If we now subject the Sad1-TAP tri-snRNP to 150 mM K⁺ during purification and gradient, remarkable changes occur with severe consequences for the tri-snRNP (Fig. 3.14). The group of U5 proteins (except Prp28p, Lin1p and Dib1p) and U4/U6 proteins Prp31p and Prp4 is still strongly present in the tri-snRNP (Fig. 3.12, A). Prp3p instead starts bleeding from the tri-snRNP and appears in top of the gradient, grouping now rather with the second set of proteins (U5 protein Prp28p, the U4/U6 protein Snu13p and tri-snRNP-specific proteins Snu66p and Sad1p).

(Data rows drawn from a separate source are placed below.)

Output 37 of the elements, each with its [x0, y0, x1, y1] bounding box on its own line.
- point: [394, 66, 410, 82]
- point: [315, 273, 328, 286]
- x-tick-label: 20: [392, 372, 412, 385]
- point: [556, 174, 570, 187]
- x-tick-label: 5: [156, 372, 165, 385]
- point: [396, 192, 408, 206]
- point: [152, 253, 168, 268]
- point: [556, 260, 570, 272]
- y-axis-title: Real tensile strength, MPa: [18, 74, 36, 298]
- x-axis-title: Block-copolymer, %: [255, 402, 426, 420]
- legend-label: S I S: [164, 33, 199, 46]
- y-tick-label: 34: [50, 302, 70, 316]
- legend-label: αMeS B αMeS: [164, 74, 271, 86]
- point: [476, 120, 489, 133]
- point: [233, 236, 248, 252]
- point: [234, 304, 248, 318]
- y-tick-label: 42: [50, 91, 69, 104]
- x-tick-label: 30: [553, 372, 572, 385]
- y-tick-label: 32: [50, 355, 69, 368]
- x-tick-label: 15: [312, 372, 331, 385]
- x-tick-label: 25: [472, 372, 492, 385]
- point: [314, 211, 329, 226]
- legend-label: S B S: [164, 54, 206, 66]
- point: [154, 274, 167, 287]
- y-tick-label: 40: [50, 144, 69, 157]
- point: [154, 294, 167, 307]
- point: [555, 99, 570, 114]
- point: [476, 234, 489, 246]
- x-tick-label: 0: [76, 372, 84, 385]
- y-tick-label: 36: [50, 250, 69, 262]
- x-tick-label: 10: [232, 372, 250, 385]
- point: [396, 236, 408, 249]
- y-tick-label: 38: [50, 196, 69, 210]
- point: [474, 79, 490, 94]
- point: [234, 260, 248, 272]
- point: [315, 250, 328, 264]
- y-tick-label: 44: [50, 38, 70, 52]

Compared to 75 mM K⁺ this second group now shows a much stronger presence outside of the tri-snRNP position in the gradient (Fig. 3.14, B). Under 150 mM K⁺, proteins become destabilized from the tri-snRNP (Fig. 3.14). Sad1p and Snu66p are still present in the Sad1-TAP tri-snRNP, but start to dissociate. The Spp381p, Prp38p and Snu23p group of tri-snRNP-specific proteins is virtually absent from the tri-snRNP and even from the top fractions of the gradient (Fig. 3.14, C).

In any case, it is evident that the integrity of a yeast tri-snRNP purified under 150 mM K⁺ is severely compromised due to bleeding or complete loss of proteins. It was recently shown with reconstitution assays that the human orthologs of yeast Spp381p, Prp38p, and Snu23p, namely MFAP1, hPRP38 and hSNU23 could form a stable subcomplex (Ulrich and Wahl, 2017). This human subcomplex depends on the same, evolutionarily highly conserved, interactions as observed between Spp381p, Prp38p, and Snu23p (Ulrich and Wahl, 2017). Most remarkably, the human MFAP1 protein is a B complex-specific protein and the hSNU23 – hPRP38 – MFAP1 complex indeed enters the human spliceosome at the level of the B-complex and independent of the human tri-snRNP. It has been suggested that in yeast the Snu23p – Prp38p – Spp381p subcomplex is part of the tri-snRNP and enters the spliceosome with the tri-snRNP (Jia and Sun, 2018), however, it is also important to note that so far, purified yeast tri-snRNPs are shown to be devoid of loosely associated factors such as, Sad1 (Häcker et al., 2008), and Prp28 (Nguyen et al., 2015; Wan et al., 2016). This may hint towards the mutually exclusive presence of Sad1/Prp28 and Prp38 – Snu23 –Spp381 in the yeast snRNP (as observed in the case of Brr2-TAP snRNPs as well, table 3.1- column: B). Interaction behaviour of Dib1p and Lin1p with the tri-snRNP particles at 150 mM K⁺ appears similar to as under 75 mM K⁺, with Lin1p outside of the tri-snRNP peak and Dib1p inside and outside (Fig. 3.14, D).

Based on the conclusions of the biochemical experiments and comprehensive MS analyses, it is apparent that the Sad1-TAP tri-snRNP, purified at 75 mM K+ concentration, not only is remarkably resistant to dissociative conditions in the presence of ATP but also shows a complete and strong set of all the constitutive parts of this snRNP. These results adequately support the interesting possibility that such a Sad1-TAP tri-snRNP may have a different conformational state when compared to tri-snRNPs obtained from previous purifications used for structure determinations. Therefore, I set out to investigate the structural features of the Sad1-TAP tri-snRNPs using cryo-electron microscopy.